Members of Penticton-based StruthersTech, PT Agincourt and Indonesia's state-owned power utility pose in front of power compensation equipment developed by the Penticton company.
Image Credit: SUBMITTED / StruthersTech
June 20, 2019 - 6:30 PM

PENTICTON - Penticton-based expertise has saved a mining company millions of dollars, reduced global carbon dioxide emissions and invented new electrical technology.

Struthers Technical Solutions (StruthersTech) of Penticton recently announced a new technology developed by the firm has resulted in additional orders in addition to becoming the focus of a research project at the University of British Columbia’s Okanagan campus.

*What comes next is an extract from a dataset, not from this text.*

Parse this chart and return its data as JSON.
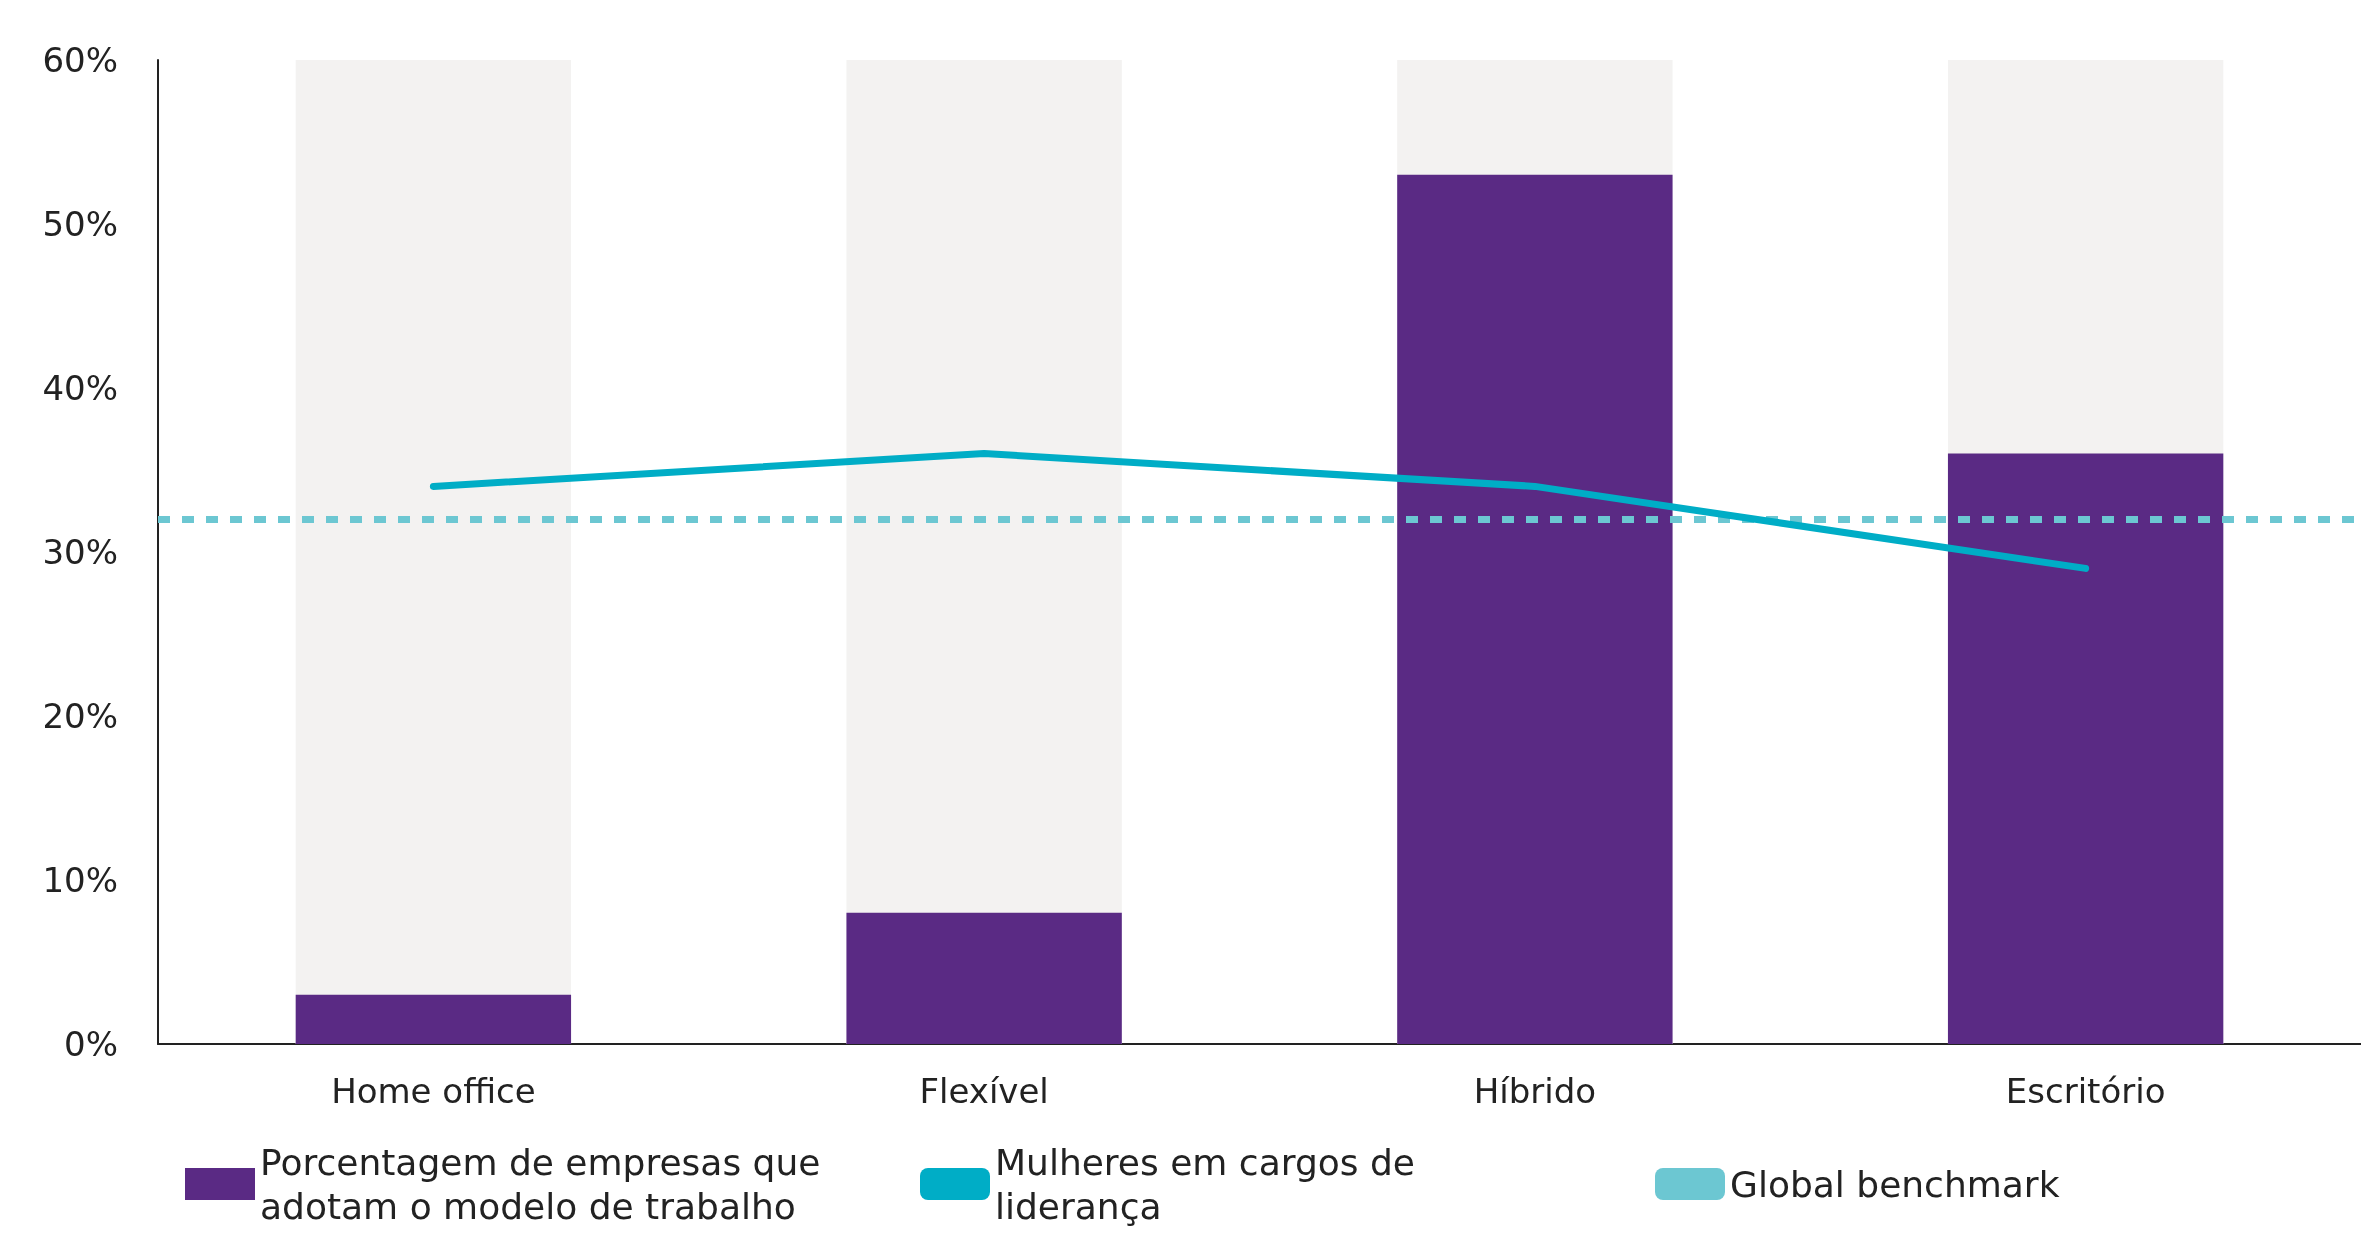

The company developed new electrical technology when PT Agincourt Resources, operators of the Martabe gold mine in Northern Sumatra, Indonesia, looked to them to solve a power problems the mine was having connecting to the local power grid, according to a media release issued today, June 20.

Repeated power failures and equipment malfunctions forced the mine to switch to diesel powered generators which consumed 4,500 litres of fuel per hour, emitting 104,000 tonnes of carbon dioxide annually.

A StruthersTech engineer discovered the connection problems were caused by unbalanced voltages and high-frequency power noise on the grid, the company says. The problem was resolved by using large electromagnetic coils operating at 11,000 volts, untested technology at the time.

The technology was completely designed in Penticton, including industrial computer systems that were assembled in a Penticton-based factory, the company says.

The equipment has been installed since the fall of 2017 and has allowed the mine to reconnect to the power grid, negating the need for diesel generators. The mine is saving $1 million annually and have eliminated diesel generation completely.

The company says the reduction in carbon emissions is equivalent to taking every light passenger vehicle in Penticton off the road, approximately 22,000 vehicles.

PT Agincourt has made a repeat order for the technology, which is now the subject of an ongoing research project in collaboration with UBC Okanagan.

The phase-balancing technology has potential in next generation smart-grids and renewable energy projects, Professor Liwei Wang of UBC Okanagan says.

“The effectiveness of the proposed phase-balancing technology has been proven by theoretical analysis and extensive dynamic simulations. I look forward to continuing this research with StruthersTech as we prepare two industry whitepapers for release in 2020,” he says in the release.